L'Amiral Duncan continue d'être un lieu où la communauté LGBT+ peut se rassembler et se souvenir de ceux qu'elle a perdus. (Jack Taylor/Getty Images)
L'Admiral Duncan, un pub LGBT+ populaire de Soho, à Londres, n'oubliera jamais le terrible jour où une attaque à la bombe à ongles a coûté la vie à trois personnes et en a blessé des dizaines d'autres.
Le vendredi 30 avril 1999 était censé marquer le début d’un glorieux week-end férié. Le soleil brillait, les travailleurs étaient en masse et, comme à leur habitude, se dirigeaient directement vers le pub pour retrouver des amis.
Il y avait un certain poids dans l'air, car les semaines précédentes, deux bombes à clous avaient ciblé des communautés vulnérables autour de Londres. Mais à l'Admiral Duncan, au bout de Old Compton Street, à Soho, les affaires se déroulaient comme d'habitude – jusqu'à ce que quelqu'un repère un fourre-tout sans surveillance. Quelques instants plus tard, vers 18h30, il a explosé.
Andrea Dykes avait 27 ans et était enceinte. Elle visitait le pub avec son ami Nick Moore, 31 ans, et le témoin de son mari, John Light, 32 ans. Tous trois ont été tués dans l'explosion.
79 autres ont été blessés. Parmi ceux qui ont survécu se trouvaient Thomas Douglas, qui se tenait au bar en train de parler à Dykes lorsque l'explosion s'est produite et a fini par perdre ses deux jambes. Le directeur du pub David Morley, connu par ses amis sous le nom de Sinders, a également été blessé.
Les deux hommes sont décédés depuis : Douglas est décédé en 2017, tandis que Morley a été mortellement attaqué par un groupe d'adolescents en 2004.

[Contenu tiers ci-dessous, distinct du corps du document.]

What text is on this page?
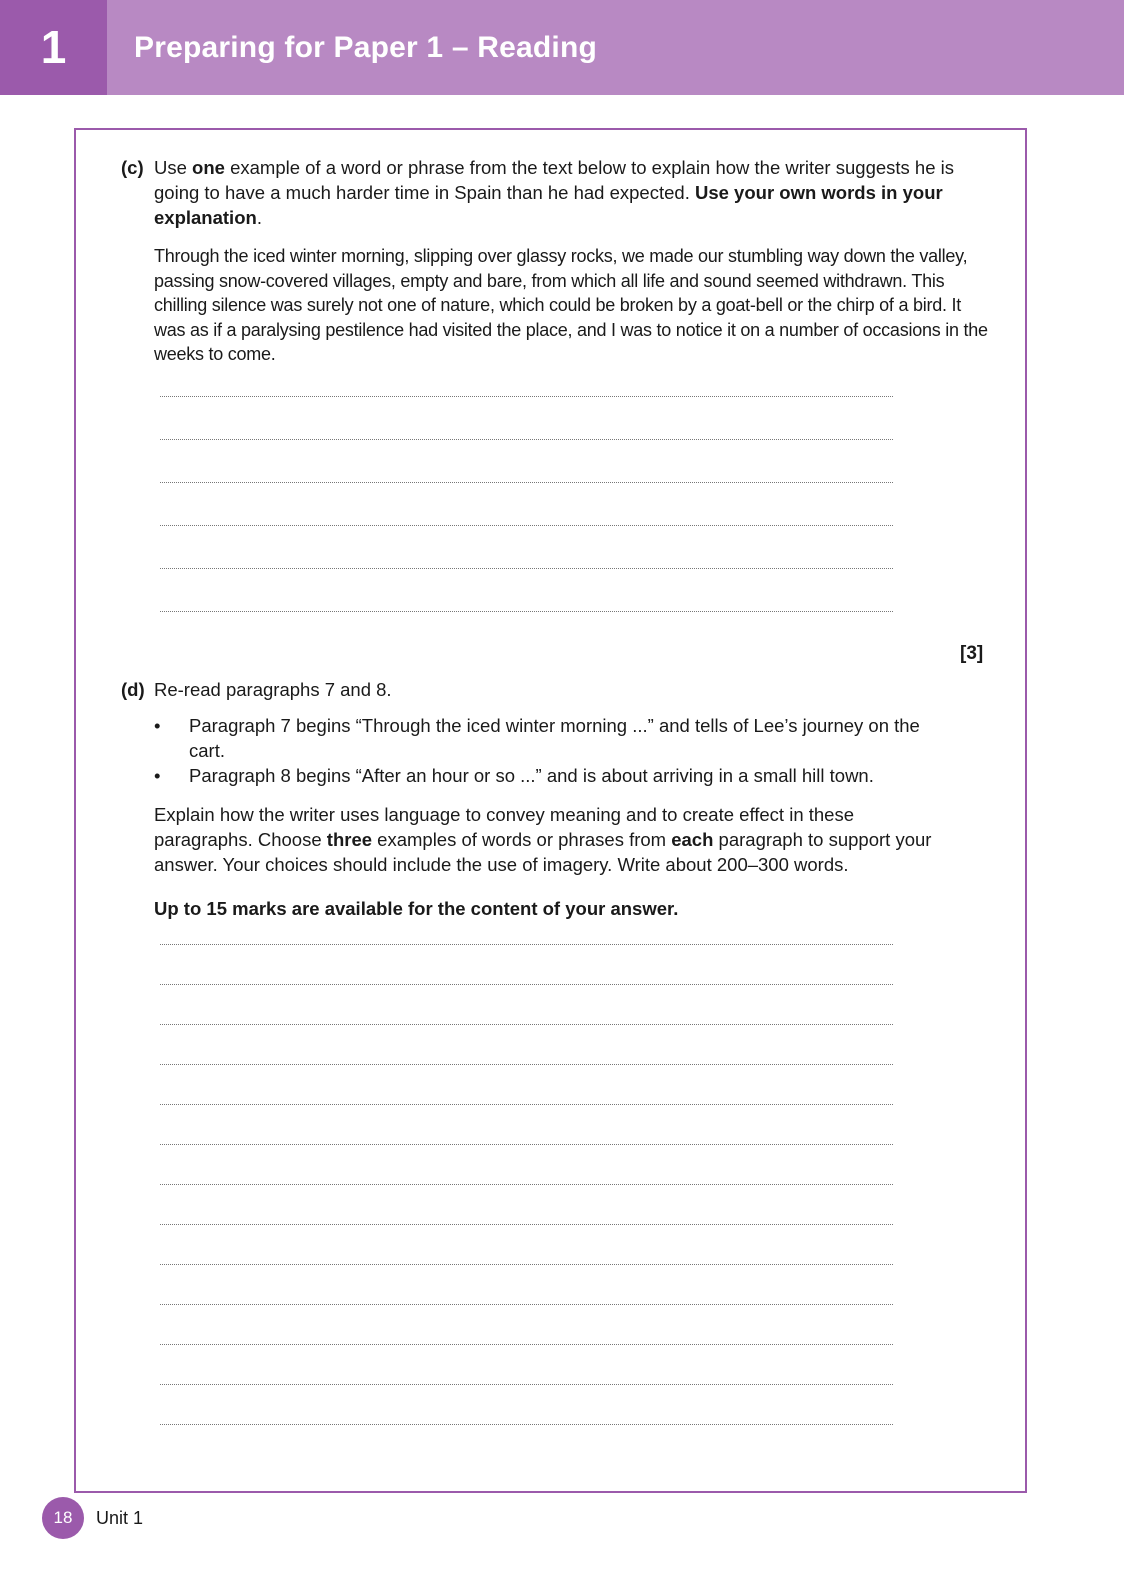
1	Preparing for Paper 1 – Reading
(c) Use one example of a word or phrase from the text below to explain how the writer suggests he is going to have a much harder time in Spain than he had expected. Use your own words in your explanation.
Through the iced winter morning, slipping over glassy rocks, we made our stumbling way down the valley, passing snow-covered villages, empty and bare, from which all life and sound seemed withdrawn. This chilling silence was surely not one of nature, which could be broken by a goat-bell or the chirp of a bird. It was as if a paralysing pestilence had visited the place, and I was to notice it on a number of occasions in the weeks to come.
[3]
(d) Re-read paragraphs 7 and 8.
• Paragraph 7 begins “Through the iced winter morning ...” and tells of Lee’s journey on the cart.
• Paragraph 8 begins “After an hour or so ...” and is about arriving in a small hill town.
Explain how the writer uses language to convey meaning and to create effect in these paragraphs. Choose three examples of words or phrases from each paragraph to support your answer. Your choices should include the use of imagery. Write about 200–300 words.
Up to 15 marks are available for the content of your answer.
18	Unit 1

L'attentat à la bombe contre l'amiral Duncan était la troisième attaque en deux semaines
L'attaque de l'amiral Duncan était le troisième attentat à la bombe en deux semaines visant les communautés minoritaires vulnérables de la capitale.
Le 17 avril, une bombe à clous visant la communauté noire de Londres a explosé à Brixton, blessant 47 personnes. Une autre explosion a eu lieu à Brick Lane, le centre de la communauté bangladaise de la ville, le 24 avril, blessant six personnes.
Le conseiller de Westminster, Ian Adams, s'était rendu à Soho le soir de l'attaque, s'approchant d'Old Compton Street quelques minutes après l'explosion de la bombe, peu après 18h30.
« Il y a eu beaucoup de perturbations sur les routes et certaines routes ont été fermées et il y avait des bandes de police vers la fin de Old Compton Street. Il y avait une certaine inquiétude dans cet endroit. Il n'y avait pas de panique et il y avait beaucoup de gens qui se pressaient », a-t-il déclaré. RoseActualités en 2019.
«Je pense que la communauté était simplement là, comme une seule et même personne, et voulait se rassurer les uns les autres sur le fait que les gens allaient bien», a-t-il déclaré.
« Il s'agit d'un cas très extrême de haine qui se joue dans nos rues. Mais je suis très, très conscient qu'aujourd'hui, les crimes haineux sont à portée de main. »
Les trois bombes à clous étaient l'œuvre de David Copeland, raciste et homophobe avoué, alors âgé de 22 ans. Ses actions brutales ont dévasté la capitale, laissant les communautés confuses, effrayées et se sentant assiégées.
Quelques jours après l'attentat à la bombe contre l'amiral Duncan, Copeland a été arrêté. Au cours de son procès, il est apparu qu’il se considérait comme un néo-nazi et qu’il était obsédé par Hitler et les bombes. Les psychiatres lui ont diagnostiqué une schizophrénie paranoïde. Il a été reconnu coupable et condamné à six peines concurrentes d'emprisonnement à perpétuité.
En octobre 2015, il a plaidé coupable de blessures intentionnelles après avoir attaqué un détenu de la prison HM de Belmarsh, et a été condamné à trois ans de plus, bien qu'il ne purgera que 18 mois.
Mémorial de l'amiral Duncan en 2026
Les invités sont invités à se souvenir des trois personnes qui ont perdu la vie et des 79 blessés, sur place aujourd'hui, 30 avril 2026, à partir de 17 heures.